Recently released figures show some gains in Qatar’s projected GDP during the third quarter of 2016 -- an estimated 3.7 percent year-over-year growth.
Officials estimate that, factoring in constant prices, the country's gross domestic product rose 3.6 percent from second-quarter figures.
Splitting the economy into a “hydrocarbon” segment and “non-hydrocarbon” growth, Qatar’s Ministry of Development Planning and Statistics showed growth or expansion of 2.7 percent in hydrocarbons, or the traditional oil sector, and 4.7 percent outside the oil market. That translates to 3.2 percent growth in the hydrocarbon segment GDP and 4.1 percent growth in non-hydrocarbons.
In terms of how Qatar is diversifying its economy, officials pointed to sectors like construction, retail, financial and insurance, and manufacturing.
For more input on these financial numbers, the Gulf News Journal spoke with Meenal Bhanushali, a senior research analyst at the global research firm Aranca. She has researched equity markets in the Middle East for leading buy- and sell-side research firms, including researching several sectors and tracking macroeconomic developments.
“We believe the early signs of uptick in the country’s GDP growth is supported by oil prices recovering and the non-hydrocarbon segment continuing growth,” Bhanushali said.
Better oil outlooks will continue to help, she said.
“A more stable oil and gas pricing environment will help Qatar’s economy to witness an upturn in growth going forward, and help the Qatar government soften the impact of its first budget deficit in 15 years,” Bhanushali said, citing World Bank statistics.
Looking at Qatar’s journey, Bhanushali described a process by which GCC nations are finally untethering from oil, at least to some extent.
“Historically, over 50 percent of government revenue has been sourced from the hydrocarbon sector,” she said.

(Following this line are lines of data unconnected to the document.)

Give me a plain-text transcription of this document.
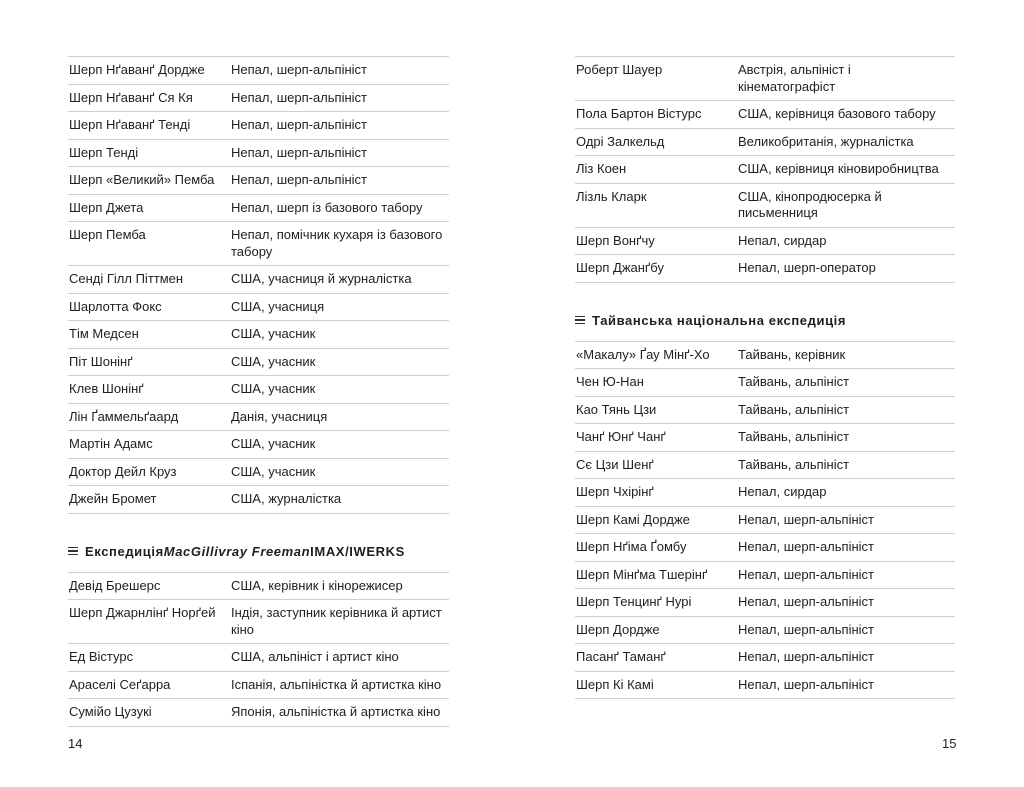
Шерп Нґаванґ Дордже	Непал, шерп-альпініст
Шерп Нґаванґ Ся Кя	Непал, шерп-альпініст
Шерп Нґаванґ Тенді	Непал, шерп-альпініст
Шерп Тенді	Непал, шерп-альпініст
Шерп «Великий» Пемба	Непал, шерп-альпініст
Шерп Джета	Непал, шерп із базового табору
Шерп Пемба	Непал, помічник кухаря із базового табору
Сенді Гілл Піттмен	США, учасниця й журналістка
Шарлотта Фокс	США, учасниця
Тім Медсен	США, учасник
Піт Шонінґ	США, учасник
Клев Шонінґ	США, учасник
Лін Ґаммельґаард	Данія, учасниця
Мартін Адамс	США, учасник
Доктор Дейл Круз	США, учасник
Джейн Бромет	США, журналістка
Експедиція MacGillivray Freeman IMAX/IWERKS
Девід Брешерс	США, керівник і кінорежисер
Шерп Джарнлінґ Норґей	Індія, заступник керівника й артист кіно
Ед Вістурс	США, альпініст і артист кіно
Араселі Сеґарра	Іспанія, альпіністка й артистка кіно
Сумійо Цузукі	Японія, альпіністка й артистка кіно
14
Роберт Шауер	Австрія, альпініст і кінематографіст
Пола Бартон Вістурс	США, керівниця базового табору
Одрі Залкельд	Великобританія, журналістка
Ліз Коен	США, керівниця кіновиробництва
Лізль Кларк	США, кінопродюсерка й письменниця
Шерп Вонґчу	Непал, сирдар
Шерп Джанґбу	Непал, шерп-оператор
Тайванська національна експедиція
«Макалу» Ґау Мінґ-Хо	Тайвань, керівник
Чен Ю-Нан	Тайвань, альпініст
Као Тянь Цзи	Тайвань, альпініст
Чанґ Юнґ Чанґ	Тайвань, альпініст
Сє Цзи Шенґ	Тайвань, альпініст
Шерп Чхірінґ	Непал, сирдар
Шерп Камі Дордже	Непал, шерп-альпініст
Шерп Нґіма Ґомбу	Непал, шерп-альпініст
Шерп Мінґма Тшерінґ	Непал, шерп-альпініст
Шерп Тенцинґ Нурі	Непал, шерп-альпініст
Шерп Дордже	Непал, шерп-альпініст
Пасанґ Таманґ	Непал, шерп-альпініст
Шерп Кі Камі	Непал, шерп-альпініст
15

She said that following the recent big changes in oil prices, which shook global markets, Qatar adopted a diversification strategy that focuses on non-hydrocarbons. It now appears to be relying partly on spending to boost sectors that will need to contribute to the country’s economic engines in the future.

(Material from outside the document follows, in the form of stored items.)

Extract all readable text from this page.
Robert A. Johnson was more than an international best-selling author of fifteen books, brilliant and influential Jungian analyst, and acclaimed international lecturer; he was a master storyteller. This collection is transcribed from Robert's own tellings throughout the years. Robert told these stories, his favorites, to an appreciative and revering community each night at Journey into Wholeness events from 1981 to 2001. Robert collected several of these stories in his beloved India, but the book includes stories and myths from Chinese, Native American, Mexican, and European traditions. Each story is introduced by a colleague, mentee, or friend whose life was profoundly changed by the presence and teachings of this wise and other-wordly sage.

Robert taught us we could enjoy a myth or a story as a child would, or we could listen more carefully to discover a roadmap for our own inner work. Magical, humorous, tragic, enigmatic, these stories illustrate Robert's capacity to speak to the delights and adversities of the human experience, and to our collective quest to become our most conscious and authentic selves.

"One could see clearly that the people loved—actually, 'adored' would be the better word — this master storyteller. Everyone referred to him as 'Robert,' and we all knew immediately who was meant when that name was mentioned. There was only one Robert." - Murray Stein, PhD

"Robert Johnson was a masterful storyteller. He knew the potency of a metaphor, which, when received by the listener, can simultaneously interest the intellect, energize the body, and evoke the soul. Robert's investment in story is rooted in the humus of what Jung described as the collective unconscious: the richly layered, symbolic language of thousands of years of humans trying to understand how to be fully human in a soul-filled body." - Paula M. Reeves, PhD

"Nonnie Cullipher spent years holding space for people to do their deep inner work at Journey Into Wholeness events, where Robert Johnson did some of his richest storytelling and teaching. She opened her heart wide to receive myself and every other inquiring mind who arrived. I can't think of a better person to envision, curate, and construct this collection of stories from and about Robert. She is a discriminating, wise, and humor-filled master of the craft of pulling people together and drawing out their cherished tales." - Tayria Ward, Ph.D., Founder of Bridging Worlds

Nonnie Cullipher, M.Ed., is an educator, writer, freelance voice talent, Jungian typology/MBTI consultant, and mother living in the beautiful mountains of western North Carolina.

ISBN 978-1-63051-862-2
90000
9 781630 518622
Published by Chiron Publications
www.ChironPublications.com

“The government has rationalized its spending,” Bhanushali said, citing projects like the 2022 FIFA World Cup and ongoing investment in both the health care and education sectors. “We expect the spending to aid non-hydrocarbon segment expansion and reduce dependency on hydrocarbons in the long run.”
Other analysts see potentially diverse economic outlooks and outcomes for Qatar. In an article last April, Forbes writer Dominic Dudley suggested that the nation could see a “credit crunch,” while also pointing out other challenges, such as Qatar’s labor record. However, citing the FIFA project and others, Dudley suggested that parts of the Qatar oil economy are built on a firm foundation.
“In its favor, it’s worth noting that the Qatar economy has proven more resilient than those of most of its neighbors,” Dudley wrote. “The country has the advantage of having the world’s largest natural gas field, the North Field … and the fact that international gas sales are typically arranged through long-term contracts. That means the country isn’t as susceptible to the volatility in oil prices that Saudi Arabia, the UAE, and others have to deal with.”